Sebastian Ziajka: Szczęście się do nas uśmiechnęło
Zawisza Bydgoszcz strzelił we Wrocławiu w meczu ze Śląskiem bardzo szczęśliwe gole. Jedna z tych bramek nawet nie powinna zostać uznana!
- Nie analizowałem na świeżo tych goli, więc ciężko mi powiedzieć, jak to wyglądało. Dopiero przyjdzie na to czas. Na pewno jednak pierwszy gol nas poniósł. Ta bramka pomogła nam się zmotywować jeszcze bardziej i strzelić kolejnego gola - dodał na gorąco po meczu.
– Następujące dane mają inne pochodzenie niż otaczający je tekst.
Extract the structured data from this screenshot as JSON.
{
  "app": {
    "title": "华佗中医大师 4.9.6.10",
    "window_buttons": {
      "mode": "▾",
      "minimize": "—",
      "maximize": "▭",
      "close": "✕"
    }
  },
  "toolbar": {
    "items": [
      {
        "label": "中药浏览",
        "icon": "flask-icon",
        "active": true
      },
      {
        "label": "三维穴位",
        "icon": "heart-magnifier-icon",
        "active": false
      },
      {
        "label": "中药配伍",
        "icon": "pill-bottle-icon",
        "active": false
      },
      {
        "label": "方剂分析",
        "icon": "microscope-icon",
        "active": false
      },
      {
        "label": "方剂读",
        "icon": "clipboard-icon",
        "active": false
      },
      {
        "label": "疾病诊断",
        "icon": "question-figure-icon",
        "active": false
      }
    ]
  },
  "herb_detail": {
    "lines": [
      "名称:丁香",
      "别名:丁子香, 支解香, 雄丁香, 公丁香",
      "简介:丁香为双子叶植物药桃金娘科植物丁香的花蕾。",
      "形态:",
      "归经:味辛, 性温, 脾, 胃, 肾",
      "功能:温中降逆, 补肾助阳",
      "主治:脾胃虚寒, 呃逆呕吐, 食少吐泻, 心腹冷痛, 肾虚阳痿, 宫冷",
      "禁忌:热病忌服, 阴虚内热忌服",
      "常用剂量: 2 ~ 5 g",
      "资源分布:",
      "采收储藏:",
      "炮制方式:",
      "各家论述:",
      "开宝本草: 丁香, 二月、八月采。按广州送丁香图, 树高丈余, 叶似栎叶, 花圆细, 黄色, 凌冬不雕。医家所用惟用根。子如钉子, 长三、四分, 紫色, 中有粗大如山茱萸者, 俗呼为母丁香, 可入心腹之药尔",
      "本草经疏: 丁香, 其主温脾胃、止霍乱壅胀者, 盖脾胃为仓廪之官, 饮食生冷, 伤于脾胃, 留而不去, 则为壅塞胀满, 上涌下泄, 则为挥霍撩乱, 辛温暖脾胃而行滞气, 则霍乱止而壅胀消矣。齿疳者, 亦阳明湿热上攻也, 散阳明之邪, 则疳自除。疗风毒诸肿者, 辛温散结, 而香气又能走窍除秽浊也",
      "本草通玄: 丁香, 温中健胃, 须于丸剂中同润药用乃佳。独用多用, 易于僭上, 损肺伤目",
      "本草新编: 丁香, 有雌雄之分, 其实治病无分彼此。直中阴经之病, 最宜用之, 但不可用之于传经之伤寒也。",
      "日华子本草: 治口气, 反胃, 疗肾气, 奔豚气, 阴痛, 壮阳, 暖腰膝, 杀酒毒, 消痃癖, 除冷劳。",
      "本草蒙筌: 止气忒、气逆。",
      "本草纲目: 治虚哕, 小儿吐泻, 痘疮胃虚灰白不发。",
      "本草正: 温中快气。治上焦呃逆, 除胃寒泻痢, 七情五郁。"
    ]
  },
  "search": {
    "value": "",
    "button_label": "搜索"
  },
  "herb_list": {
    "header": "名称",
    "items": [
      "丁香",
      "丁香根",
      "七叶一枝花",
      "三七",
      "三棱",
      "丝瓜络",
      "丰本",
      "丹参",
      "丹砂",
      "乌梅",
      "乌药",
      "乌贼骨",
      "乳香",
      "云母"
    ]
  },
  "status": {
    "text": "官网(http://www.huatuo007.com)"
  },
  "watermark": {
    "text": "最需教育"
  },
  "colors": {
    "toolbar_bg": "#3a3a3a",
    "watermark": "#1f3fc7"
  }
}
Beniaminek T-Mobile Ekstraklasy na rozkładzie ma już Wisłę Kraków, a ostatnio ograł Śląsk. Przed Zawiszą teraz potyczka z Legią Warszawa. - Wierzę, że teraz po zwycięstwach z Wisłą Kraków i Śląskiem Wrocław uda nam się pokonać Legię Warszawa. U siebie w Bydgoszczy zagramy o trzy punkty, które są bardzo cenne - zaznaczył piłkarz.
- Nie będzie dodatkowej mobilizacji na mecz z Legią Warszawa. Podchodzimy do tego spotkania jak do każdego innego - powiedział Sebastian Ziajka portalowi SportoweFakty.pl.